The COVID-19 pandemic has fundamentally challenged our world. It has fostered acts of solidarity and a common sense of humanity, and simultaneously led to a frightening rise in human rights violations, including discrimination, racism and hate speech.
With 1.8 billion youth globally affected by the pandemic, there is a pressing need to ensure that human rights education builds more equal, sustainable, inclusive societies and economies that are resilient in the face of crisis, so that all countries can build back better. Equally, there is a need to move away from the stereotypical notions of young people as mere beneficiaries and see them as the “actors of change” they are. Engaging, supporting and working with young people towards a just, equitable and peaceful future is of the utmost importance.
Human rights education for youth, in both formal and non-formal settings, promotes a shared sense of humanity and fosters a common understanding that all human beings are equally deserving of dignity, respect and justice. It empowers youth to fulfil their role as active citizens, to take action and uphold their human rights and those of others, and to participate meaningfully in public affairs and democratic decisionmaking processes.

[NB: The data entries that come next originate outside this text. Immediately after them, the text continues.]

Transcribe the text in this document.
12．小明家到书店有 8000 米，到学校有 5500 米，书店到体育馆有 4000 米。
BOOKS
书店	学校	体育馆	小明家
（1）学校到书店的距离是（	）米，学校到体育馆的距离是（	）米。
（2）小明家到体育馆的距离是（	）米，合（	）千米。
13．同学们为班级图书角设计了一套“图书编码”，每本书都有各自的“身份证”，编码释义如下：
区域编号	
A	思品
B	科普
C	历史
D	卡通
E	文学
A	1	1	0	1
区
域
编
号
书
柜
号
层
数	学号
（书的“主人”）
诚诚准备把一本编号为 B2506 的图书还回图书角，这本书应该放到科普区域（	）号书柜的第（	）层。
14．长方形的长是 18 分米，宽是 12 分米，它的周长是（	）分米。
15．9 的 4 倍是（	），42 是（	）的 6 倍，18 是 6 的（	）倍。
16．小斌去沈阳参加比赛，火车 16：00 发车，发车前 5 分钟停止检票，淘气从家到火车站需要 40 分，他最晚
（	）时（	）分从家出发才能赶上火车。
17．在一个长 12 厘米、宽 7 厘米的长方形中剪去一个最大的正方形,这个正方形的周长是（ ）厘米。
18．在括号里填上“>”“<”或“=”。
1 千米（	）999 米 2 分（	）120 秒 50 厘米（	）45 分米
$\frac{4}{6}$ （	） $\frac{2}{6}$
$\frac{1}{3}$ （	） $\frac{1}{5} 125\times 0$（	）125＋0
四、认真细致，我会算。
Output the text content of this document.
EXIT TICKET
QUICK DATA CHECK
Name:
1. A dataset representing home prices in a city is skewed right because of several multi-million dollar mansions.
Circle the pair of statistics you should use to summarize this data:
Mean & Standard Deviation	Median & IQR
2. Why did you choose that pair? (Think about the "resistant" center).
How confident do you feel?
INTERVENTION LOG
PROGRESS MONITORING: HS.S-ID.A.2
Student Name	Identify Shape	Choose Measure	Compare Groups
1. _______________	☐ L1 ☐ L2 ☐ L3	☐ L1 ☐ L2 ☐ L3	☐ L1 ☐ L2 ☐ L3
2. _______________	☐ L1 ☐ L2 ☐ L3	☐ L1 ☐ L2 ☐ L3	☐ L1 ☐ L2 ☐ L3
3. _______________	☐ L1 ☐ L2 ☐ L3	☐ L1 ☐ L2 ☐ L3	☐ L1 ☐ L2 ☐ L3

In recognition of this, the United Nations Member States launched the fourth phase (2020–2024) of the World Programme for Human Rights Education to advance human rights education programming for youth at the national level. This focus also contributes to the achievement of the 2030 Agenda for Sustainable Development, particularly Goal 4 on Education and target 4.7, which touches upon the aims of education.
In adopting the Plan of Action for the fourth phase, Member States have committed to engage youth and youth-led and youth-focused organizations as key partners at all stages. Young people must be the architects of human rights education efforts for their peers, within an enabling environment that supports their participation and leadership. And, in the spirit of leaving no one behind, human rights education policies and programmes must prioritize young people in situations of exclusion or vulnerability.
The United Nations Youth Strategy, Youth 2030: working with and for young people, commits the United Nations to increase its efforts to promote human rights education for youth, as well as global citizenship and education for sustainable development, with a view to foster civic awareness and participation, volunteerism and a culture of peace and non-violence among young people. Our organizations are committed to strengthening our work and assisting Member States in all their efforts towards achieving these goals.